### Q-Q Plots

In [None]:
# create a histogram of the data
bin_size = 0.5
bin_edges = np.arange(4, 18 + bin_size, bin_size)
plt.hist(data = df, x = 'num_var', bins = bin_edges);

# overlay a theoretical normal distribution on top
samp_mean = df['num_var'].mean()
samp_sd = df['num_var'].std()

from scipy.stats import norm
x = np.linspace(4, 18, 200)
y = norm.pdf(x, samp_mean, samp_sd) # normal distribution heights
y *= df.shape[0] * bin_size # scale the distribution height

plt.plot(x, y)

![l4-c16-qqplot1.png](attachment:l4-c16-qqplot1.png)

In [None]:
n_points = df.shape[0]
qs = (np.arange(n_points) - .5) / n_points
expected_vals = norm.ppf(qs, samp_mean, samp_sd)

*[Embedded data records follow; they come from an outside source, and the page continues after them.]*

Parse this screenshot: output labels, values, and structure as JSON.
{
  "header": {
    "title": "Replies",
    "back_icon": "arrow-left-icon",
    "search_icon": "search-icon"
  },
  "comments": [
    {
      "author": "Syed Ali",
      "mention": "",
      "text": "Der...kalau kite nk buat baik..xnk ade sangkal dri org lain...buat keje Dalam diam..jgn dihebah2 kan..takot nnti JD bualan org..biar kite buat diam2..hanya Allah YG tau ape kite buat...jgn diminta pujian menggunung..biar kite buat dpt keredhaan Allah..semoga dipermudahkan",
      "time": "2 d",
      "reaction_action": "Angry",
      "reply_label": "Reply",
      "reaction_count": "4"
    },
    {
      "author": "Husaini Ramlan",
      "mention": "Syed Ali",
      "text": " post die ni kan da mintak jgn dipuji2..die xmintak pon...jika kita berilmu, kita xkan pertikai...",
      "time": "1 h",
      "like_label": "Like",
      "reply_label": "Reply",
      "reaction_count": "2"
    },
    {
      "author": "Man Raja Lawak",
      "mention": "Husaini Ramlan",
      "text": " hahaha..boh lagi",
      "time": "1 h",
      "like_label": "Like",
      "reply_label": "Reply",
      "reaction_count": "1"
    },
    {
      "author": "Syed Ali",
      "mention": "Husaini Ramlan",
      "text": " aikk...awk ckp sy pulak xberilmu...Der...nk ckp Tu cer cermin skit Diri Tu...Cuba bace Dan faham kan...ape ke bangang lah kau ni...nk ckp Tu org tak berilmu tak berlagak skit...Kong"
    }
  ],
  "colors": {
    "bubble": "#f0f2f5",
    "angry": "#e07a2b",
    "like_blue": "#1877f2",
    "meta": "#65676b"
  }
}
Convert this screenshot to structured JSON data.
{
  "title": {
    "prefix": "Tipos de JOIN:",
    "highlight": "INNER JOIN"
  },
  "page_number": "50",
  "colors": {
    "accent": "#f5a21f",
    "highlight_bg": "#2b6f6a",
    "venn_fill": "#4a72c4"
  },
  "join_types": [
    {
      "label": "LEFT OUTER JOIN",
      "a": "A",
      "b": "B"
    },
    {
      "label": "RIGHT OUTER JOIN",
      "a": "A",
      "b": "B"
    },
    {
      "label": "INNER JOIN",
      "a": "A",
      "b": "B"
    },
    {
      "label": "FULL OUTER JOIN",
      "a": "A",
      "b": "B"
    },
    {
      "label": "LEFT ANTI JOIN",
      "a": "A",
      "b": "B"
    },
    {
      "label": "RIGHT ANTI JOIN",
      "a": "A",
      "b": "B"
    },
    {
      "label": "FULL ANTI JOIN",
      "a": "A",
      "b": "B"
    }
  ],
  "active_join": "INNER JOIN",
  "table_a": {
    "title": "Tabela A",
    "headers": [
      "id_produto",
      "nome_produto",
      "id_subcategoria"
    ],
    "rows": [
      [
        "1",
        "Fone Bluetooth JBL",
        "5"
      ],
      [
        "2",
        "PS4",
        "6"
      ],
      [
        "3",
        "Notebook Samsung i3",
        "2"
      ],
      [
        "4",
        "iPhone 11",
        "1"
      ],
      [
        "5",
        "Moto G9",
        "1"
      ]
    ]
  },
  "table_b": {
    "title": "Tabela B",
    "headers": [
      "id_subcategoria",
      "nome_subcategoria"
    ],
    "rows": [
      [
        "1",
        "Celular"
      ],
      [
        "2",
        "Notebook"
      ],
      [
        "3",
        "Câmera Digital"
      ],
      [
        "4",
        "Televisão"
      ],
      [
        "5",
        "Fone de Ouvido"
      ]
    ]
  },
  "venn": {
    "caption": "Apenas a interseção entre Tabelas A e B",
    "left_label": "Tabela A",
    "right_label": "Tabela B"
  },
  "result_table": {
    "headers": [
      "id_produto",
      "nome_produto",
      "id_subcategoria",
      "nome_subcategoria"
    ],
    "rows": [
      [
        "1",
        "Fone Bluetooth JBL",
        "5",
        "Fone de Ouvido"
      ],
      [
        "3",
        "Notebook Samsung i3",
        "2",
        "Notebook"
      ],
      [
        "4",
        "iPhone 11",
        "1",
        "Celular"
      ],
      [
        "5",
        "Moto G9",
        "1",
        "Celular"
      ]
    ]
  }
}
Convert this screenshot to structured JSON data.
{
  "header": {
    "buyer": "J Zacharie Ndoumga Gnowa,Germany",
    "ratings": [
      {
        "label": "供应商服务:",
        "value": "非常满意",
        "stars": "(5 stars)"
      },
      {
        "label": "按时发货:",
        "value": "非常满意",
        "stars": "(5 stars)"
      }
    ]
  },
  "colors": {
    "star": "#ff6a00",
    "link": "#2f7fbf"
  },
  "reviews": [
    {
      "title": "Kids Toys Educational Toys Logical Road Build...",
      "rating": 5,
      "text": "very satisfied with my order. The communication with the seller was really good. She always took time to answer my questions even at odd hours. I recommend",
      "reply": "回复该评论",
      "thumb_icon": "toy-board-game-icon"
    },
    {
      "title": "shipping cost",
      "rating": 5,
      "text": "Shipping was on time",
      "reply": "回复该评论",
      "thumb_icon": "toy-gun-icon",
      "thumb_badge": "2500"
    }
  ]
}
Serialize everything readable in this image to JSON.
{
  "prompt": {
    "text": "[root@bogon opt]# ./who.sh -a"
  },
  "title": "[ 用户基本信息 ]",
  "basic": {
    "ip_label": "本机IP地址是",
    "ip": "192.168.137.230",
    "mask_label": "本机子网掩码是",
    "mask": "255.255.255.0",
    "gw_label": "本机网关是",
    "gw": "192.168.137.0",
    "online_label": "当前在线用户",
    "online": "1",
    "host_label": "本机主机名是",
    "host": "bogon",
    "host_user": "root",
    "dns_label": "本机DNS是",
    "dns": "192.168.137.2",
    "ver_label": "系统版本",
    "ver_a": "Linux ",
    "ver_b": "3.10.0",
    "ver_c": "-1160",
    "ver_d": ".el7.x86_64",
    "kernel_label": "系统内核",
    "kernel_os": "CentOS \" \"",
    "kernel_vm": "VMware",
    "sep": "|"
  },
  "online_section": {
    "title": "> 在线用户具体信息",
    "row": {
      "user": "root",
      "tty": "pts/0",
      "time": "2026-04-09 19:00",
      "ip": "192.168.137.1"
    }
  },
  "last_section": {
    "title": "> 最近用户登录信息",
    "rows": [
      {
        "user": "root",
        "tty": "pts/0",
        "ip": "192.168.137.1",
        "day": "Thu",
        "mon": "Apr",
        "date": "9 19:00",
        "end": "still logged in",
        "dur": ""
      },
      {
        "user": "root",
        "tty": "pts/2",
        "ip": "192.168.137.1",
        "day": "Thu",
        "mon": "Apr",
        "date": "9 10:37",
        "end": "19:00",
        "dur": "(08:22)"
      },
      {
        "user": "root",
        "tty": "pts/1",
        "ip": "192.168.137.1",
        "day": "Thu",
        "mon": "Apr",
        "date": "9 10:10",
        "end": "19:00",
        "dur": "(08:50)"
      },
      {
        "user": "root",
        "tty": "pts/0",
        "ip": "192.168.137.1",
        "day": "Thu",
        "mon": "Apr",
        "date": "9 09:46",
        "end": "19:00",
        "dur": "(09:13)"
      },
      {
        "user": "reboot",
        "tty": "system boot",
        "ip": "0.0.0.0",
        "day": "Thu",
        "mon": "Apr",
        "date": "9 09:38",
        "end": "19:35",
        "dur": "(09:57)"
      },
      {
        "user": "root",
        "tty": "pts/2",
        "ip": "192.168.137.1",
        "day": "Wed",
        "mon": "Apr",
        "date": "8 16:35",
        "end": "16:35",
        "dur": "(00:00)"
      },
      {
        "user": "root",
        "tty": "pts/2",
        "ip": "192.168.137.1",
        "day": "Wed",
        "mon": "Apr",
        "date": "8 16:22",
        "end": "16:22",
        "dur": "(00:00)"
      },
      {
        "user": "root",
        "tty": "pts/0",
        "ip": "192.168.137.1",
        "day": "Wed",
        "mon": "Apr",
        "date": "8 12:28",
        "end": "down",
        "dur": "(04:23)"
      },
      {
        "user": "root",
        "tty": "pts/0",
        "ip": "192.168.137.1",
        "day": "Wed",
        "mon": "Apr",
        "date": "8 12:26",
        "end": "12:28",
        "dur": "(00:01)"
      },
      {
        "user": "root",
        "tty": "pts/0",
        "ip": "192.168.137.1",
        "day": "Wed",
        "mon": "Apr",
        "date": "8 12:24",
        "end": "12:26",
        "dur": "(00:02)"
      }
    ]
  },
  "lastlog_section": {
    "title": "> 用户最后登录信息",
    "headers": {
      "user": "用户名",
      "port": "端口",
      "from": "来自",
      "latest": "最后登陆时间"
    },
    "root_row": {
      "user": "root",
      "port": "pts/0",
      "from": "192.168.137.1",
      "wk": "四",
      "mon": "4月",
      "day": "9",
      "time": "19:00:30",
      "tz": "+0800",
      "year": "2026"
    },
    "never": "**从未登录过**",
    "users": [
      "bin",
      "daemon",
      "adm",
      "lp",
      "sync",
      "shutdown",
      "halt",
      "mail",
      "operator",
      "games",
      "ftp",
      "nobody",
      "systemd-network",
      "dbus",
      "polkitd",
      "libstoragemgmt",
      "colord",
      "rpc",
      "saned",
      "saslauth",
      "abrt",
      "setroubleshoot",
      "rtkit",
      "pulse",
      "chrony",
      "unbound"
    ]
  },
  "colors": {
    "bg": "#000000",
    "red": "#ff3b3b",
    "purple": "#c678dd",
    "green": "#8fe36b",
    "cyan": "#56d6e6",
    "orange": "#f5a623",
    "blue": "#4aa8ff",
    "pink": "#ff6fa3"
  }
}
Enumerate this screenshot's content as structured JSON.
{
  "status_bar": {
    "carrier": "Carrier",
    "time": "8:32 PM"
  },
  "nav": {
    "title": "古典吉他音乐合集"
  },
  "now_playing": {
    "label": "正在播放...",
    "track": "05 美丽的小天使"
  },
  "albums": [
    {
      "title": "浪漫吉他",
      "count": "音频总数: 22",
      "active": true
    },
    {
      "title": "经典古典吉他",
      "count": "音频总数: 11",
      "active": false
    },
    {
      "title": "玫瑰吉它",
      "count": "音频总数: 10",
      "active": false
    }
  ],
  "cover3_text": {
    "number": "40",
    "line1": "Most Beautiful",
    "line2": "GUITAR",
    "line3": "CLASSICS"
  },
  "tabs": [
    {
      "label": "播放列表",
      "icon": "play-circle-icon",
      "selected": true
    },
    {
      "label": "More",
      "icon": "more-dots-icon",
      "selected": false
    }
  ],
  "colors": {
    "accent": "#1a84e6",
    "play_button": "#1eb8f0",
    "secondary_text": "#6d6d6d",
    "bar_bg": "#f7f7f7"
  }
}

plt.scatter(expected_vals, df['num_var'].sort_values())
plt.plot([4,18],[4,18],'--', color = 'black')
plt.axis('equal')
plt.xlabel('Expected Values')
plt.ylabel('Observed Values')

![l4-c16-qqplot2.png](attachment:l4-c16-qqplot2.png)

In [None]:
expected_scores = norm.ppf(qs)
data_scores = (df['num_var'].sort_values() - samp_mean) / samp_sd

plt.scatter(expected_scores, data_scores)
plt.plot([-2.5,3],[-2.5,3],'--', color = 'black')
plt.axis('equal')
plt.xlabel('Expected Standard Scores')
plt.ylabel('Observed Standard Scores')

![l4-c16-qqplot3.png](attachment:l4-c16-qqplot3.png)

In [None]:
# generate the data
np.random.seed(8322489)

n_points = 120
unif_data = np.random.uniform(0, 10, n_points)

# set up the figure
plt.figure(figsize = [12, 5])

# left subplot: plot the data
plt.subplot(1, 2, 1)
bin_size = 0.5
bin_edges = np.arange(0, 10 + bin_size, bin_size)
plt.hist(x = unif_data, bins = bin_edges);

# overlay a theoretical normal distribution on top
samp_mean = unif_data.mean()
samp_sd = unif_data.std()

from scipy.stats import norm
x = np.linspace(0, 10, 200)
y = norm.pdf(x, samp_mean, samp_sd) # normal distribution heights
y *= n_points * bin_size # scale the distribution height
plt.plot(x, y)

# right subplot: create a Q-Q plot
plt.subplot(1, 2, 2)

qs = (np.arange(n_points) - .5) / n_points
expected_scores = norm.ppf(qs)
data_scores = (np.sort(unif_data) - samp_mean) / samp_sd

plt.scatter(expected_scores, data_scores)
plt.plot([-2.5,2.5],[-2.5,2.5],'--', color = 'black')
plt.axis('equal')
plt.xlabel('Expected Standard Scores')
plt.ylabel('Observed Standard Scores')

![l4-c16-qqplot4.png](attachment:l4-c16-qqplot4.png)

### Extra: Swarm Plots

In [None]:
plt.figure(figsize = [12, 5])
base_color = sb.color_palette()[0]

# left plot: violin plot
plt.subplot(1, 3, 1)
ax1 = sb.violinplot(data = df, x = 'cat_var', y = 'num_var', color = base_color)

# center plot: box plot
plt.subplot(1, 3, 2)
sb.boxplot(data = df, x = 'cat_var', y = 'num_var', color = base_color)
plt.ylim(ax1.get_ylim()) # set y-axis limits to be same as left plot

# right plot: swarm plot
plt.subplot(1, 3, 3)
sb.swarmplot(data = df, x = 'cat_var', y = 'num_var', color = base_color)
plt.ylim(ax1.get_ylim()) # set y-axis limits to be same as left plot

![l4-c18-swarmplot1.png](attachment:l4-c18-swarmplot1.png)

### Rug and Strip Plots


In [None]:
g = sb.JointGrid(data = df, x = 'num_var1', y = 'num_var2')
g.plot_joint(plt.scatter)
g.plot_marginals(sb.rugplot, height = 0.25)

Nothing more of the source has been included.